Because the stereo window values after the image correction are so important for the perception of a stereo image, they are summarized with a further table:

Stereo window after the correction:

Far point disparity = 70 pixel
Near point disparity = 8 pixel
Absolute deviation = 62 pixel
Relative deviation = 1/28 of the image width
...= 36 Promille

The absolute image deviation is the difference of the far point disparity and the near point disparity, in this case 70 pixel - 8 pixel = 62 pixel.
To compute the relative deviation, this value is related to the image width (in this case the image width = 1740 pixel: 62/1740 = 1/28 = 0.00356 = 36 promille).
(If the parameter ProjectionRatio specifies a fixed projection ratio, the relative deviation is additionally given in relation to the width of the projection image.)

These stereo window values will now be tested against the following 3 tests: the deviation test, the far point test and the near point test.

If no projection ratio was specified, the deviation is based to the available image width.
However, if the parameter Projection Ratio specifies a width-to-height ratio of the projected image, all 3 tests are performed on the base of the width of the projection image.

1. Deviation test

The 70-minute condition by Hermann L├╝scher will be applied to an image, which is observed with a presence of 0.6.
(The presence is the ratio of the projected image width and the distance to the screen, please see, chapter 2.3.)
For that projection situation, deviation values larger than 1/30 of the image width will lead to an image decomposition independent on the stereo window framing.

If 1/15 < deviation:
The deviation is definitely too large for both print and projection.
The image unsuited for publishing!
If 1/20 < deviation < 1/15:
The deviation is definitely too large for projection!
The image only suited for prints!
If 1/30 < deviation > 1/20:
The deviation may be critical for huge projection (depends on image content)!
The image is suited for prints!
If 1/100 < deviation < 1/30:
The deviation is optimal.

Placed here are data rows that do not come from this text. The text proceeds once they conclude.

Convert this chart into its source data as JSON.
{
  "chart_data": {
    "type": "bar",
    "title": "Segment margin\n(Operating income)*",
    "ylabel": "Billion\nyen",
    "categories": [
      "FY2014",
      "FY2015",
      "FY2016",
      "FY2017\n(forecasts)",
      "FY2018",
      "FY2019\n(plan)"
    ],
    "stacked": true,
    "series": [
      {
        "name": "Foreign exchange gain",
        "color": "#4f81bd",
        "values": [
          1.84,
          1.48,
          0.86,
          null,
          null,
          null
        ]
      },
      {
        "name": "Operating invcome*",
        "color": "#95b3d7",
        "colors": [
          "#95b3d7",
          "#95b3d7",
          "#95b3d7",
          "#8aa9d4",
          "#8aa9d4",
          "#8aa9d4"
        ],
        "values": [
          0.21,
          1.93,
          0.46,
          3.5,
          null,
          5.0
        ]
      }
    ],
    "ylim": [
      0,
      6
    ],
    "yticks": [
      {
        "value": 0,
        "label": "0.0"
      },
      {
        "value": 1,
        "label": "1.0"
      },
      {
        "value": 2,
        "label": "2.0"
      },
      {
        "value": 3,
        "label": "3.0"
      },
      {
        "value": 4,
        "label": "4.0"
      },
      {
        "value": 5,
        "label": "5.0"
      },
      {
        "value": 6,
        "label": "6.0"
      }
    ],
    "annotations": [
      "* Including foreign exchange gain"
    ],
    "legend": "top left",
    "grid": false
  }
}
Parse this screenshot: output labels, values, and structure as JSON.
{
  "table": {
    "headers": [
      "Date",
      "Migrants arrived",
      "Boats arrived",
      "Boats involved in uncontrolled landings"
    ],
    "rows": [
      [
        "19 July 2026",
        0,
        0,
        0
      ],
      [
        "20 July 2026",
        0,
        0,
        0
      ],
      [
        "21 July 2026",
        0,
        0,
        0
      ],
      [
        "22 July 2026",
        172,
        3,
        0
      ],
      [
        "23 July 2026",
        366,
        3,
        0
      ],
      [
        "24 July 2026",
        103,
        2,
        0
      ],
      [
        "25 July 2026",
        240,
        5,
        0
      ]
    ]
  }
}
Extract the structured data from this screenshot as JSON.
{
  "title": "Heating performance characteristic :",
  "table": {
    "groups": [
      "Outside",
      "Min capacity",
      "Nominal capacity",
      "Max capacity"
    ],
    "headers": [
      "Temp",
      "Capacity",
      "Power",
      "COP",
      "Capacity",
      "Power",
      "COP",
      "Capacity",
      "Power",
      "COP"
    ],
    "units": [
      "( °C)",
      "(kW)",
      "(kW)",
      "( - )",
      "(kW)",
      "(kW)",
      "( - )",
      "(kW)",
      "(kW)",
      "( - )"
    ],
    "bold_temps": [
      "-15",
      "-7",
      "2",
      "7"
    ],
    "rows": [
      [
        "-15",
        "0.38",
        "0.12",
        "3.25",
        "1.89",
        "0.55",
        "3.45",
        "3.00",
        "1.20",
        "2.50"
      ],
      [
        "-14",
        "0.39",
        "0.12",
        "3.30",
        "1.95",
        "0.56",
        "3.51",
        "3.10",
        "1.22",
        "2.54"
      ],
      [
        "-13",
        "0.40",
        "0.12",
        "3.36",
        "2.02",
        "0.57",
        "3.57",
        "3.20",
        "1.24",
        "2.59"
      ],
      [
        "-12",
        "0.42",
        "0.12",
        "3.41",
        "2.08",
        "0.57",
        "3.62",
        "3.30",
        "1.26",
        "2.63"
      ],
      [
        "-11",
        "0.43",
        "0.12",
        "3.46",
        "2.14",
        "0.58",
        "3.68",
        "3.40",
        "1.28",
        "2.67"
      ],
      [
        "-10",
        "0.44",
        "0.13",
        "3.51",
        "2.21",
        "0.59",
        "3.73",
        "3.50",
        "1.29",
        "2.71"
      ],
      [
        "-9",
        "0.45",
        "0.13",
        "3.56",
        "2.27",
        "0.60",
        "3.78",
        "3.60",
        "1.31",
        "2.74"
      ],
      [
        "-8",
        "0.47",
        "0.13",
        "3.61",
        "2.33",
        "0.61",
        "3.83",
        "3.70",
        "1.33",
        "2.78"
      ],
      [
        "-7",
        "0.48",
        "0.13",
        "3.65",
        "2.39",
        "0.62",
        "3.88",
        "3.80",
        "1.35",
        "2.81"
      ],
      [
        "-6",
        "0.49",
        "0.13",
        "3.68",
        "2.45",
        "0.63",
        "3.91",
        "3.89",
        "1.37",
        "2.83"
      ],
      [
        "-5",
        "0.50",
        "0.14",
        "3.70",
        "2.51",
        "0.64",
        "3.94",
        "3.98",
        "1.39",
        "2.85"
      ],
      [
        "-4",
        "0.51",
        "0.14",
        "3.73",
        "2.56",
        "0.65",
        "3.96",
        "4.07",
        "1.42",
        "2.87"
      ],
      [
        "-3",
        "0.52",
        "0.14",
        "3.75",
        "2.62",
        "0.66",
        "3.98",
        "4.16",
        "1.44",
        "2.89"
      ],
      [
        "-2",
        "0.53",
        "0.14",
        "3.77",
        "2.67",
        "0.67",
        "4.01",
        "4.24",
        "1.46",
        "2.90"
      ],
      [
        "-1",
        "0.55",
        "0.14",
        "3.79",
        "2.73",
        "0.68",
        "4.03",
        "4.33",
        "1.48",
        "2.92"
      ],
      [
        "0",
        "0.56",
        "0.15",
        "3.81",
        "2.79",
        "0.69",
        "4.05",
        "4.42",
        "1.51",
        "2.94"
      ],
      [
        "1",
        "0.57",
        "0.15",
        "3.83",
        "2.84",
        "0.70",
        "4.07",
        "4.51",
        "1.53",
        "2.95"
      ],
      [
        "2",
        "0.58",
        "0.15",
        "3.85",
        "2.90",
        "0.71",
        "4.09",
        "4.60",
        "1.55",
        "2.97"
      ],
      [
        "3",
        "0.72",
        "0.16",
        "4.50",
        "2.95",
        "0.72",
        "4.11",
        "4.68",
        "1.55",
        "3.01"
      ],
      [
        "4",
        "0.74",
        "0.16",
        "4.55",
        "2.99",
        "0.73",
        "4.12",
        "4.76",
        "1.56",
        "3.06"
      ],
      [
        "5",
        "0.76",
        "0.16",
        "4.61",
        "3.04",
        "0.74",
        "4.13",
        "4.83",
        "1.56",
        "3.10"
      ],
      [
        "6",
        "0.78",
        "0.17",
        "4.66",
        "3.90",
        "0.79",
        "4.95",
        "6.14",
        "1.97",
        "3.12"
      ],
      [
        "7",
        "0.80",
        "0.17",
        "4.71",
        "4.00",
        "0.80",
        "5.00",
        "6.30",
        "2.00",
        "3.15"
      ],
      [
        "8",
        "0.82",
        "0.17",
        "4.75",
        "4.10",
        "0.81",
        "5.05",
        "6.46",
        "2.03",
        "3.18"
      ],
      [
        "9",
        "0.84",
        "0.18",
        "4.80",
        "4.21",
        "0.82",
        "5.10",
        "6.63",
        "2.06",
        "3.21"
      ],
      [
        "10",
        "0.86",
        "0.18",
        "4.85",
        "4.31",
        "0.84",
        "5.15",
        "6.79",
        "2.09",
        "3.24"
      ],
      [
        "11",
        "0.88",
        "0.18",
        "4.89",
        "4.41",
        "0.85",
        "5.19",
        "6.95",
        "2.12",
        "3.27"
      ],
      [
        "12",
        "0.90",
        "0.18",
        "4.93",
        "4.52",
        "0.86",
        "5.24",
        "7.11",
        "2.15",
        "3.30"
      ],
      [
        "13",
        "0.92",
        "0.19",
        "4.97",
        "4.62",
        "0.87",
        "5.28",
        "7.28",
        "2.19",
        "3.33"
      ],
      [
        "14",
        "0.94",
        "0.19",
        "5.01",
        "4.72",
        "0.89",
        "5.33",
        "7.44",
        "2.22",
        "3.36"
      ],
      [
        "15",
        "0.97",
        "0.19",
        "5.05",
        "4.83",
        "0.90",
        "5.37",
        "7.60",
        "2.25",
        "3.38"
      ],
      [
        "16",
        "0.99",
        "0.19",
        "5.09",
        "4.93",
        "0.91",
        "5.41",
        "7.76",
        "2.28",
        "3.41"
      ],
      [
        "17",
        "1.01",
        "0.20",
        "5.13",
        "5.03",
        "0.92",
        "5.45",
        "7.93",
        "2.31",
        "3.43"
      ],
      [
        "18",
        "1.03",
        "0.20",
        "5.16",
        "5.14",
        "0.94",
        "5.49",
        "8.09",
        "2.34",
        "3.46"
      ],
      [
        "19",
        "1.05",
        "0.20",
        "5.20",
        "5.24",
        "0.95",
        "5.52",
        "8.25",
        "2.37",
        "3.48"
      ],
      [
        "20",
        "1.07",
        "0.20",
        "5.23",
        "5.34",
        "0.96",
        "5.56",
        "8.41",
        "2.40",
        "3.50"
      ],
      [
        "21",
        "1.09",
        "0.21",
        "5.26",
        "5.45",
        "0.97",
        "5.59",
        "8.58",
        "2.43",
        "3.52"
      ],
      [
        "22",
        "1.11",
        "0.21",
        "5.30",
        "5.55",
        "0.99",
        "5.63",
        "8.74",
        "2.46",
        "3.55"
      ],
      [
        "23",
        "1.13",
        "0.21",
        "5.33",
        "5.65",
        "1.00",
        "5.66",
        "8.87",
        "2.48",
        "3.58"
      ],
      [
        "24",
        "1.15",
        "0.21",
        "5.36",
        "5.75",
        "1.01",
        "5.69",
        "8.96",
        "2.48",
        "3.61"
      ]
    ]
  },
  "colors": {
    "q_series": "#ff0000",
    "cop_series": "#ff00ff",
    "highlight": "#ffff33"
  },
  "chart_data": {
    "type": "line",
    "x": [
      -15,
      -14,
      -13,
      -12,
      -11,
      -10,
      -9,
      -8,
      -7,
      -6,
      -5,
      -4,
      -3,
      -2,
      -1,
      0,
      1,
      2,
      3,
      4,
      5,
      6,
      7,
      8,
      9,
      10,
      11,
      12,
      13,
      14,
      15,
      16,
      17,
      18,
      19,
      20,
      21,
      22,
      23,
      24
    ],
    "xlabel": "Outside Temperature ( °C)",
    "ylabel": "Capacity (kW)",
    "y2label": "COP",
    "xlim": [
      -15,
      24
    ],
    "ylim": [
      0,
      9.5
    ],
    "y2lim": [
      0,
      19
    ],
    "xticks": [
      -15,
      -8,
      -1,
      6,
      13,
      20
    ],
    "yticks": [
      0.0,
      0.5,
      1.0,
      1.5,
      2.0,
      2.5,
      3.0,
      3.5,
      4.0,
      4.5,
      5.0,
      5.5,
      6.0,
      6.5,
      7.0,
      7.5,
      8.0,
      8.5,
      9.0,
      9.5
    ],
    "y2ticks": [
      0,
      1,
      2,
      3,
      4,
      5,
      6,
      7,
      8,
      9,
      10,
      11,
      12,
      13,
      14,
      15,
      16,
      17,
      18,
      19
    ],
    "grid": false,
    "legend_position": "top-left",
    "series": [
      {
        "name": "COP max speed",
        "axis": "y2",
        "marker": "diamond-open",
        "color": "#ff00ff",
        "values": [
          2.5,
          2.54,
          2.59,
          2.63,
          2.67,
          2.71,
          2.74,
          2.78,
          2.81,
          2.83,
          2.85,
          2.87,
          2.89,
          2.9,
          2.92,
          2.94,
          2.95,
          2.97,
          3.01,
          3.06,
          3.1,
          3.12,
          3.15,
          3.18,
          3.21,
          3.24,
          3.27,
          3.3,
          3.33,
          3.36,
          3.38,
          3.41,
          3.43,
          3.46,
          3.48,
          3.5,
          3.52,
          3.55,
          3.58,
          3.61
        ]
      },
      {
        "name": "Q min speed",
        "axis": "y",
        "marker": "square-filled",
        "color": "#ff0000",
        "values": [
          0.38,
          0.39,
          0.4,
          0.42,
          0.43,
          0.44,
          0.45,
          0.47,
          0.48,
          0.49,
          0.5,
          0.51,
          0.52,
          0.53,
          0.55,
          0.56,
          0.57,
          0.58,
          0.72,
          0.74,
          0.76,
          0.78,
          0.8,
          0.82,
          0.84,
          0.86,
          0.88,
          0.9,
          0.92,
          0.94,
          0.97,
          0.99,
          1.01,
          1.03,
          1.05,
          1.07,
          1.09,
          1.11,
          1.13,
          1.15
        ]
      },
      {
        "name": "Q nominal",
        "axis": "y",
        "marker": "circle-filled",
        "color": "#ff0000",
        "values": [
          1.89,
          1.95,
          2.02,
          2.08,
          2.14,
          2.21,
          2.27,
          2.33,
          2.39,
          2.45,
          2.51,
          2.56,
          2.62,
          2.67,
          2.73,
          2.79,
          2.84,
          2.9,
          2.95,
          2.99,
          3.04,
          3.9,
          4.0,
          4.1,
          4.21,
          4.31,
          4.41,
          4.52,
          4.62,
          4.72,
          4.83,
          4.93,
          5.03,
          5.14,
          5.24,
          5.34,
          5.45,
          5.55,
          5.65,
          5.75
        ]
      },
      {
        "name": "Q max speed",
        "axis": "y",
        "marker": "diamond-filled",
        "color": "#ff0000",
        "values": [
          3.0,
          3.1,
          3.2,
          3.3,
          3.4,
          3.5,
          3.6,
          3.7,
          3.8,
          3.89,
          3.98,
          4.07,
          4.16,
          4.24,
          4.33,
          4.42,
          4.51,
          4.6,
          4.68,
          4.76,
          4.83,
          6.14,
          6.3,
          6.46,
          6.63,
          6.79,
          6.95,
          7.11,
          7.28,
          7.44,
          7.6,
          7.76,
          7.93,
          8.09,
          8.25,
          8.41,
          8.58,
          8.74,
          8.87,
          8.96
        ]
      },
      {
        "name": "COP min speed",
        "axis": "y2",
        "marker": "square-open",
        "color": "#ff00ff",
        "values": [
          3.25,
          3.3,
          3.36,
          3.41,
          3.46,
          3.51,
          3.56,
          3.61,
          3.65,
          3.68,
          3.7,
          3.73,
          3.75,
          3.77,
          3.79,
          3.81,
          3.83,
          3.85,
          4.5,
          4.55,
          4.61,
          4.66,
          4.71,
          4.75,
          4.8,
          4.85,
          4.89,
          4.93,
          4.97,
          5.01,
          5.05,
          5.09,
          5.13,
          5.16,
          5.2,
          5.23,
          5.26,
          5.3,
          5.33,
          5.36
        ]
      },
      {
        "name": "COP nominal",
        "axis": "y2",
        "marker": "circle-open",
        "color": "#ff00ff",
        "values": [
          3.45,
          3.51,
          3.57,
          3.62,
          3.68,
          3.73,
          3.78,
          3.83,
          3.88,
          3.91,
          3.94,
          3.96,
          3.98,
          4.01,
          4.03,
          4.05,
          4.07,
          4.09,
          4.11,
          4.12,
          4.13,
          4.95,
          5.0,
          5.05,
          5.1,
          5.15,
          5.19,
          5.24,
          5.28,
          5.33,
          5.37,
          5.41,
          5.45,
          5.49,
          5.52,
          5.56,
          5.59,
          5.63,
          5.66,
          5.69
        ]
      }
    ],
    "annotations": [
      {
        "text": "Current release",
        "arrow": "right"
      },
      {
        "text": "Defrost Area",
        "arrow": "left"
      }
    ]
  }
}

The image is suited for both prints and projection.
If deviation < 1/100:
The deviation is too small for a typical stereo image.

2. Near point test

The near point will be set automatically by the program or manually by the user. Near point disparities < 0 are possible results from the automatic only with the setting EstimateWindow = 3 and 5, otherwise they must be produced by the user itself. Cosima creates the following messages:

If near point disparity < 0:
If EstimateWindow = 3, 5: Near point as designed in front of the stereo window, please check effect!
If EstimateWindow = 0, 1, 2, 4: Warning: Near point in front of the stereo window,
stereo window condition probably violated!
If 0 < near point disparity < image width/50:
Near point close behind the stereo window, favourable stereo mounting.
If image width/50 < near point disparity:
Warning: Near point very far behind the stereo window, unfavourable mounting!

3. Far point test

Finally, a far point test is performed, which is extremely important, especially with near point framing. Cosima creates the following messages :

If image width/15 < far point disparity:
Warning: far point disparity definitely to large, painful projection!
If image width/20 < far point disparity < image width/15:
Warning: critical far point disparity, please avoid huge projection -
or adjust projectors to set the stereo window in front of the screen!
If image width/30 < far point disparity < image width/20:
Warning: far point disparity may be critical (depends on image content),
please avoid huge projection -
or adjust projectors to set the stereo window in front of the screen!
If far point disparity < image width/30:
Far point disparity is tolerable, the audience will be grateful.